Unabhängig von diesen polizeitruppenübergreifenden Dienststellungen gibt es in der Polizia di Stato neben der Kriminal- und der Schutzpolizei folgende besondere Organisationszweige, die rund ein Viertel des Gesamtpersonals der Staatspolizei umfassen:
Polizia Stradale (kurz polstrada, Verkehrspolizei, 19 regionale Direktionen, 14 Autobahnpolizei-Einsatzzentren)
Polizia Ferroviaria (kurz polfer, Bahnpolizei, 15 regionale Direktionen)
Polizia Postale e delle Comunicazioni („Post- und Telekommunikationspolizei“, besonders gegen Internetkriminalität, 20 regionale Direktionen),[3] seit 1981
Polizia dell’Immigrazione e delle frontiere (Grenzpolizei, 9 regionale Direktionen)
Polizia Marittima (Wasserschutzpolizei, rund 170 Boote)
Polizia in Montagna („Gebirgspolizei“ und Bergwacht, Ausbildungszentrum in Moena)[4]
Servizio Aereo (Fliegerstaffeln, seit 1971, Hauptquartier in Pratica di Mare, 11 Staffeln, 60 Hubschrauber, 20 Propellerflugzeuge)
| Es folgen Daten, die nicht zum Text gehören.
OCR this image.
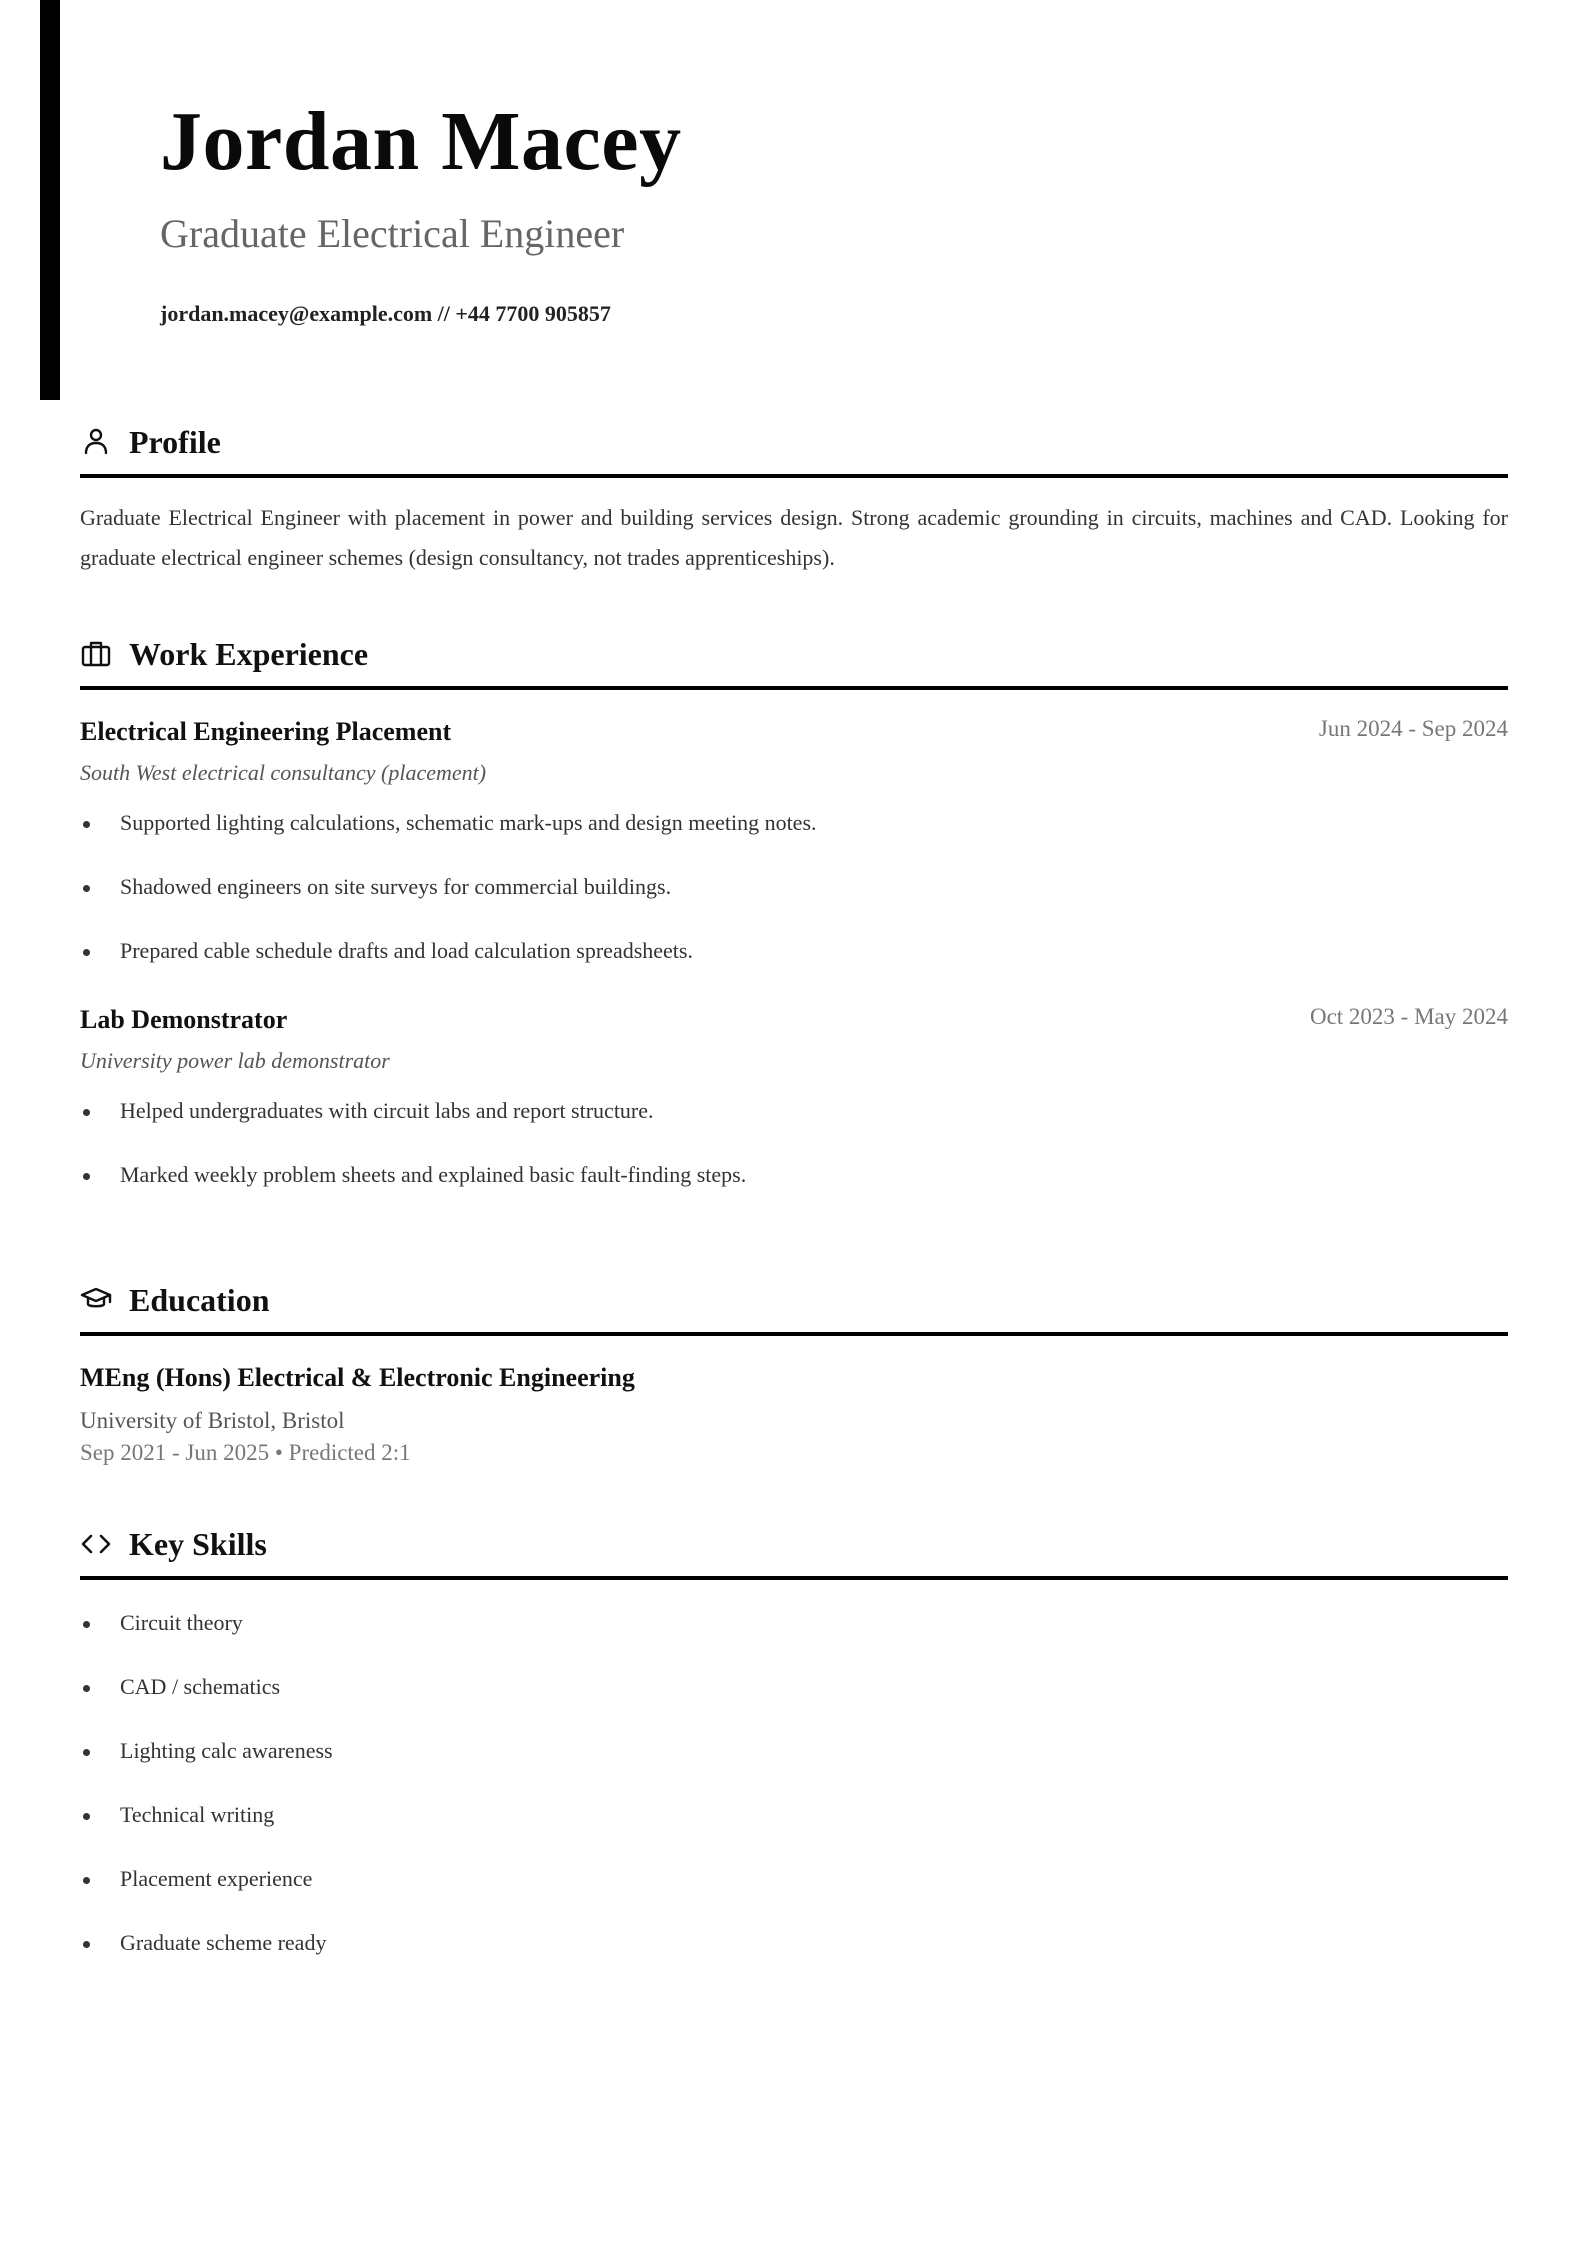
Jordan Macey
Graduate Electrical Engineer
jordan.macey@example.com // +44 7700 905857
Profile
Graduate Electrical Engineer with placement in power and building services design. Strong academic grounding in circuits, machines and CAD. Looking for graduate electrical engineer schemes (design consultancy, not trades apprenticeships).
Work Experience
Electrical Engineering Placement	Jun 2024 - Sep 2024
South West electrical consultancy (placement)
Supported lighting calculations, schematic mark-ups and design meeting notes.
Shadowed engineers on site surveys for commercial buildings.
Prepared cable schedule drafts and load calculation spreadsheets.
Lab Demonstrator	Oct 2023 - May 2024
University power lab demonstrator
Helped undergraduates with circuit labs and report structure.
Marked weekly problem sheets and explained basic fault-finding steps.
Education
MEng (Hons) Electrical & Electronic Engineering
University of Bristol, Bristol
Sep 2021 - Jun 2025 • Predicted 2:1
Key Skills
Circuit theory
CAD / schematics
Lighting calc awareness
Technical writing
Placement experience
Graduate scheme ready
Polizia Scientifica (Kriminaltechnik, Teil der Kriminalpolizeiabteilung Rom, 14 regionale Zentren und Stellen in Polizeipräsidien)
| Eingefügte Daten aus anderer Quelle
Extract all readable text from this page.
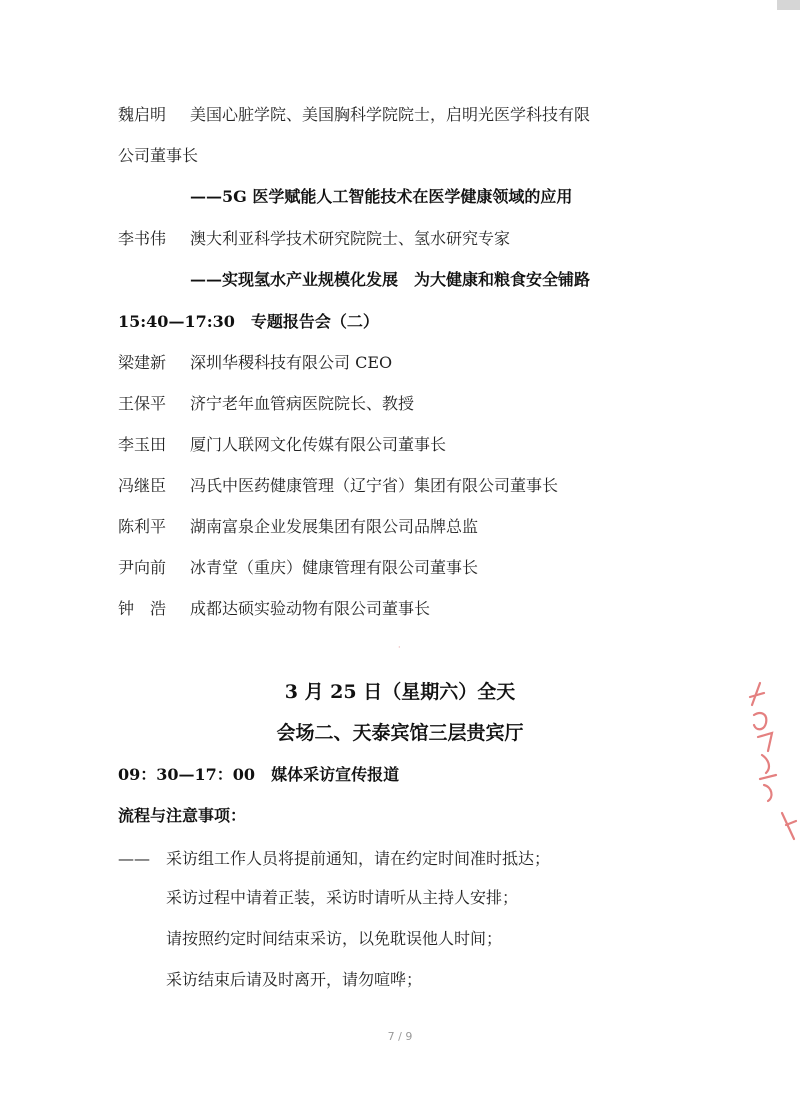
魏启明 美国心脏学院、美国胸科学院院士，启明光医学科技有限
公司董事长
——5G 医学赋能人工智能技术在医学健康领域的应用
李书伟 澳大利亚科学技术研究院院士、氢水研究专家
——实现氢水产业规模化发展　为大健康和粮食安全铺路
15:40—17:30　专题报告会（二）
梁建新 深圳华稷科技有限公司 CEO
王保平 济宁老年血管病医院院长、教授
李玉田 厦门人联网文化传媒有限公司董事长
冯继臣 冯氏中医药健康管理（辽宁省）集团有限公司董事长
陈利平 湖南富泉企业发展集团有限公司品牌总监
尹向前 冰青堂（重庆）健康管理有限公司董事长
钟　浩 成都达硕实验动物有限公司董事长
·
3 月 25 日（星期六）全天
会场二、天泰宾馆三层贵宾厅
09：30—17：00　媒体采访宣传报道
流程与注意事项：
——　采访组工作人员将提前通知，请在约定时间准时抵达；
采访过程中请着正装，采访时请听从主持人安排；
请按照约定时间结束采访，以免耽误他人时间；
采访结束后请及时离开，请勿喧哗；
7 / 9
Die Aufnahme zur Ausbildung des Polizeibeamten erfolgt durch ein offenes Auswahlverfahren, das eine feste Aufnahmequote für die Familienangehörigen der im Staatsdienst ums Leben gekommenen und Verwundeten, häufig Militär- und Polizeikräfte, vorschreiben kann. Solche Aufnahmequoten gibt es auch für Bewerber des einfachen bzw. mittleren Polizeidienstes, die sich entweder noch in der Erfüllung ihres freiwilligen, wahlweise einjährigen (VFP1) bzw. vierjährigen (VFP4), Militärdienstes befinden oder diesen bereits abgeschlossen haben.
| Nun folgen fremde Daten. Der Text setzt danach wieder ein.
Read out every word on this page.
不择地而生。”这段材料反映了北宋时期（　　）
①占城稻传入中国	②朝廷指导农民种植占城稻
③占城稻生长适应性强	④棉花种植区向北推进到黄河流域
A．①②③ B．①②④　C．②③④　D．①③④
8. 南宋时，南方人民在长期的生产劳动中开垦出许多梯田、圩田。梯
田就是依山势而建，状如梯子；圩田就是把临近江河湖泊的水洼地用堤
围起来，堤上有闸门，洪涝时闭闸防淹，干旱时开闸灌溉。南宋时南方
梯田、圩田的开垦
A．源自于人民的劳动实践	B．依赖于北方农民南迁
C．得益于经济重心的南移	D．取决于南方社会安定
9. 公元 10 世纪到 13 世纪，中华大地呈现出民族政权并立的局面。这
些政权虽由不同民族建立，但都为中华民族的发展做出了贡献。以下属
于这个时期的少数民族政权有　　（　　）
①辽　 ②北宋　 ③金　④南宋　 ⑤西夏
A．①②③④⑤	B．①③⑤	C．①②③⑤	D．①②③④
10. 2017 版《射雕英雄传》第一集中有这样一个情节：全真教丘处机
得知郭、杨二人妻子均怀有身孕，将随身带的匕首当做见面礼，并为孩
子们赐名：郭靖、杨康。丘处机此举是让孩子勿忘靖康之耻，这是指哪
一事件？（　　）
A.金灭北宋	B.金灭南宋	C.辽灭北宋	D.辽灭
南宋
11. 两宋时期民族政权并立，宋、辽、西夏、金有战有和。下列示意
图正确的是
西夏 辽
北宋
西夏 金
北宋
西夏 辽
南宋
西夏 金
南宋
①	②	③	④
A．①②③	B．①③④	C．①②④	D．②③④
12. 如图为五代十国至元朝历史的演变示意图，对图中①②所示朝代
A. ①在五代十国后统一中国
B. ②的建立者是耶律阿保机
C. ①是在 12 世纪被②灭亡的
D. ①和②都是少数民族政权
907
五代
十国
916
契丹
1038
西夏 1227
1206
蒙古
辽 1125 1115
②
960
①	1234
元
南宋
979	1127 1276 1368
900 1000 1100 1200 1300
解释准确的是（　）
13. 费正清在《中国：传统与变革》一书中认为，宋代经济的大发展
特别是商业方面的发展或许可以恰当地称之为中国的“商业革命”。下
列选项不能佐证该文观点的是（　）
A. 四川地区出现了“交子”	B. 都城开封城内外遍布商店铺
Für die Aus- und Fortbildung der Polizisten des höheren Dienstes ist die Scuola superiore di polizia in Rom zuständig. Anwärter des gehobenen Dienstes und Teile des mittleren Dienstes werden an Polizeischulen in Nettuno und Spoleto ausgebildet. Für angehende Polizeibeamte des mittleren Dienstes bestehen Schulen in Alessandria, Campobasso, Caserta, Peschiera del Garda, Piacenza, Triest und Vibo Valentia. Darüber hinaus gibt es Ausbildungszentren für die Verkehrs-, Bahn-, Post- und Telekommunikations- und die Grenzpolizei in Cesena, für die Schutzpolizei in Pescara, für den Polizeidienst im Gebirge in Moena, für Personenschützer und Sonderaufgaben in Abbasanta, für Spezialeinheiten in Spinaceto bei Rom sowie für die Gerichtspolizei in Brescia.
Geschichte
Die italienische Staatspolizei wurde mit einem Gesetz vom 11. Juli 1852 (1404/1852) als Corpo delle Guardie di Pubblica Sicurezza im damaligen Königreich Sardinien-Piemont gegründet. Während des Faschismus militarisierte man diese Polizeiorganisation und übertrug ihr alle „Staatsschutzaufgaben“. Die Polizei-Einheiten in den italienischen Kolonien wurden ab 1937 von der Polizia dell’Africa Italiana abgelöst, die 1945 größtenteils im „Sicherheitsbeamtenkorps“ aufging. Mit einem Gesetz vom 1. April 1981 (121/1981) gab man der Organisation wieder ihren zivilen Status zurück und änderte den Namen in Polizia di Stato (letztlich eine Umgestaltung der Abkürzung “PS” von Pubblica Sicurezza in Polizia di Stato). Weil dieses Gesetz am 10. April 1981 in Kraft trat, begeht die Staatspolizei am 10. April jeden Jahres ihren Feiertag und erinnert dabei auch an ihre Gründung im Jahr 1852.[5]